Aug. 8, 2002
Dear Leslie,
Bodies fly apart almost daily in Israel now. The news is gravely reported. The president of the United States expresses anger, sadness or both. Nobody knows how to end this blood fight, and most everybody has tried.
Not everybody gets along at Amity Hills Farm, either, but we take better care of each other. The Great Pyrenees dogs and the donkeys keep the coyotes and the foxes away from the chickens and the geese. Castor beans keep the moles out of our garden.
It's not a pretty garden. The corn cobs look like miniatures. We have nice pepper and flowers. The weeds are growing best of all.

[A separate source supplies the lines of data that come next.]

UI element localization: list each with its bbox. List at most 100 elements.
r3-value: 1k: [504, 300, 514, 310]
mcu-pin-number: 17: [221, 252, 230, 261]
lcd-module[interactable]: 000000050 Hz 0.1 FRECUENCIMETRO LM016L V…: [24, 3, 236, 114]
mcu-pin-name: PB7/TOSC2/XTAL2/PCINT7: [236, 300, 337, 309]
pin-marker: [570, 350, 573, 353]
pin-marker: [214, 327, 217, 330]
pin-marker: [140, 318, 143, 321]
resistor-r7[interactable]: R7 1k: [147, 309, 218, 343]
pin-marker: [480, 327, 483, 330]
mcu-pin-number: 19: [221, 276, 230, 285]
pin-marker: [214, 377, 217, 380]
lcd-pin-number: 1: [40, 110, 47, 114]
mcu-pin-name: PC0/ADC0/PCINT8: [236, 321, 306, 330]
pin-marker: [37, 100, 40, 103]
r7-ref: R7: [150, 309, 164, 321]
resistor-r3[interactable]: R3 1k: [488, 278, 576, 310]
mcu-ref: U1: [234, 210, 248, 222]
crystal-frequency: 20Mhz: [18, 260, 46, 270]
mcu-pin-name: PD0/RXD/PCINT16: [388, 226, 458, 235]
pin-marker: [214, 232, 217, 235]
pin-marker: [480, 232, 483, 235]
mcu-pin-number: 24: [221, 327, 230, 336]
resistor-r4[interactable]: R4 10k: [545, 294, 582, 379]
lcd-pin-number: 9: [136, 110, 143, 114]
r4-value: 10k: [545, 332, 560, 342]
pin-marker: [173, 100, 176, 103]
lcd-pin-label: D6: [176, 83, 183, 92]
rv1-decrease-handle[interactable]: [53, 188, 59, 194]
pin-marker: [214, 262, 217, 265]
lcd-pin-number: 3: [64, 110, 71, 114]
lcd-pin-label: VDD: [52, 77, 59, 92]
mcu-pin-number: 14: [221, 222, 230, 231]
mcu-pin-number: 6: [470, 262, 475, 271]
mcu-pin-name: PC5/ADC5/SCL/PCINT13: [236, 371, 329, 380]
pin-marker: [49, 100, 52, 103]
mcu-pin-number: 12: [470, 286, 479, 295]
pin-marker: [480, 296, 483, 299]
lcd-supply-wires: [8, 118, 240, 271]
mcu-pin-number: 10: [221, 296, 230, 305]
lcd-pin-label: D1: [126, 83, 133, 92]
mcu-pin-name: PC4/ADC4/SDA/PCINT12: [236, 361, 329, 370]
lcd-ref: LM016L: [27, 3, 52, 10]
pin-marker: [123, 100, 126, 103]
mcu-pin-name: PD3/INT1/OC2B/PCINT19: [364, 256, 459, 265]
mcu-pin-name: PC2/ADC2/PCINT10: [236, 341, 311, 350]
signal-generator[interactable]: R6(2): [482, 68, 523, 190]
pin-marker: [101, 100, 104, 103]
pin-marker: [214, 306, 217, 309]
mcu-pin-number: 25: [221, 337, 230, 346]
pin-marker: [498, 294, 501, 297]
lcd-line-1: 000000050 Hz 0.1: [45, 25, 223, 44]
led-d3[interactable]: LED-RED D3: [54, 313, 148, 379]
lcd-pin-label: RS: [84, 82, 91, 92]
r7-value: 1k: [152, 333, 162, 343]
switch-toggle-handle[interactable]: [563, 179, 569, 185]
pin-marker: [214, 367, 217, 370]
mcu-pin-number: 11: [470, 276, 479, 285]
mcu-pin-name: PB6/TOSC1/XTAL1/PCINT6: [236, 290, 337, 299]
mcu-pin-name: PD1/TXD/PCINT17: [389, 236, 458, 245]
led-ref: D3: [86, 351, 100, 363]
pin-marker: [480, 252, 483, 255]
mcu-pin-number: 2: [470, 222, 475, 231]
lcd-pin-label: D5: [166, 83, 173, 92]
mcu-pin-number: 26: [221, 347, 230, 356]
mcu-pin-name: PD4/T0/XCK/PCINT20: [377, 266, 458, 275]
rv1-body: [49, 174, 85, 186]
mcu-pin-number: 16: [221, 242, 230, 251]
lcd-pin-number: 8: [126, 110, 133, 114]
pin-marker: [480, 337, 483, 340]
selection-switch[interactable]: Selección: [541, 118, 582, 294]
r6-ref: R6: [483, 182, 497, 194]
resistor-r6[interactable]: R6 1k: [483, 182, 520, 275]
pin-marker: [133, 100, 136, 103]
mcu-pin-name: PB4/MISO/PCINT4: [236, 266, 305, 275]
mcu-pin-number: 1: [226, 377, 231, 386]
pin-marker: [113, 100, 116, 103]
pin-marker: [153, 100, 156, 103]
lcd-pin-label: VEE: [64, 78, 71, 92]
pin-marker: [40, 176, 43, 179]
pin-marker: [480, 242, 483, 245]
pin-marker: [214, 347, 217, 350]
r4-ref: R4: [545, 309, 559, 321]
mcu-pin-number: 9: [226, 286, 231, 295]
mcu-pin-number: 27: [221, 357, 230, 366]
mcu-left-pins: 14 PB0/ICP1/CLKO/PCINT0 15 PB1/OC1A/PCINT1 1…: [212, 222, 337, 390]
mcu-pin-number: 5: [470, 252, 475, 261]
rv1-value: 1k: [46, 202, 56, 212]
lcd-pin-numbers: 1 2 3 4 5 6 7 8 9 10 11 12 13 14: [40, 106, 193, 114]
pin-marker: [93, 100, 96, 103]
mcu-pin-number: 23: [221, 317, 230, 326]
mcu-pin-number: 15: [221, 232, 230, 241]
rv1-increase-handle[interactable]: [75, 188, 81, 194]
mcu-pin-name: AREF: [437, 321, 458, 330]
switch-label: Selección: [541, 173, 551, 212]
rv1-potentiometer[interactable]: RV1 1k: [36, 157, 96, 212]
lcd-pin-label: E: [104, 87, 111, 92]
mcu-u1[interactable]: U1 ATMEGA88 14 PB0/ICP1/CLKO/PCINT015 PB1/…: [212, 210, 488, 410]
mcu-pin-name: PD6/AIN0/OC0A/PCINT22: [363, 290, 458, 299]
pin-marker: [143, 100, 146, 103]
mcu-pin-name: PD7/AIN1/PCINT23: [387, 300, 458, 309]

"When you plant lettuce, if it does not grow well, you don't blame the lettuce," says the Vietnamese Buddhist monk Thich Nhat Hanh. "You look into the reasons it is not doing well. It may need fertilizer, or more water, or less sun. You never blame the lettuce.
"Yet if we have problems with our friends or our family, we blame the other person. But if we know how to take care of them, they will grow well, like lettuce."
The three Great Pyrenees puppies from the farm have come down with a disease called puppy strangles, a disease so rare our vet had to look it up in a book. It's in the lymph glands and causes lesions on their paws and noses and tails. Nobody knows the cause.
The puppies are taking a steroid and antibiotics and getting a chemical bath every day. Without treatment the disease is potentially fatal. Giving steroids to puppies is chancy, too. We were scared at first.
For a week they looked like big scabs in white fur, but now their extremities are taking on the pink glow of healing skin. In the last few days, all three of them caught a cold, too, so there are little puppy coughs.
DC is Shirley MacLaine's Aurora Greenway in "Terms of Endearment," always listening at night for her loved ones' vital signs.
"Do they seem weaker today?" she'll ask in the morning.
We take them to the farm once or twice a day to get milk from their mother, Mickey, and feed them from a bottle the rest of the time. When it's my turn, I lie down and sit each one in turn on my chest and try to hold onto the bottle as they begin the attack.
We measure their progress like the parents of newborns. DC called me at work to tell me two of the puppies were wagging their tails at Hank.
I worry about them, too, but I'm more Robin Williams' T.S. Garp in "The World According to Garp." I love to watch them sleep.
Sometimes we forget how dear life is.
"Blaming has no positive effect at all," Thich Nhat Hanh concludes, "nor does trying to persuade using reason and arguments. That is my experience. No blame, no reasoning, no argument, just understanding. If you understand, and you show that you understand, you can love, and the situation will change."
Love, Sam
Sam Blackwell is a staff writer for the Southeast Missourian.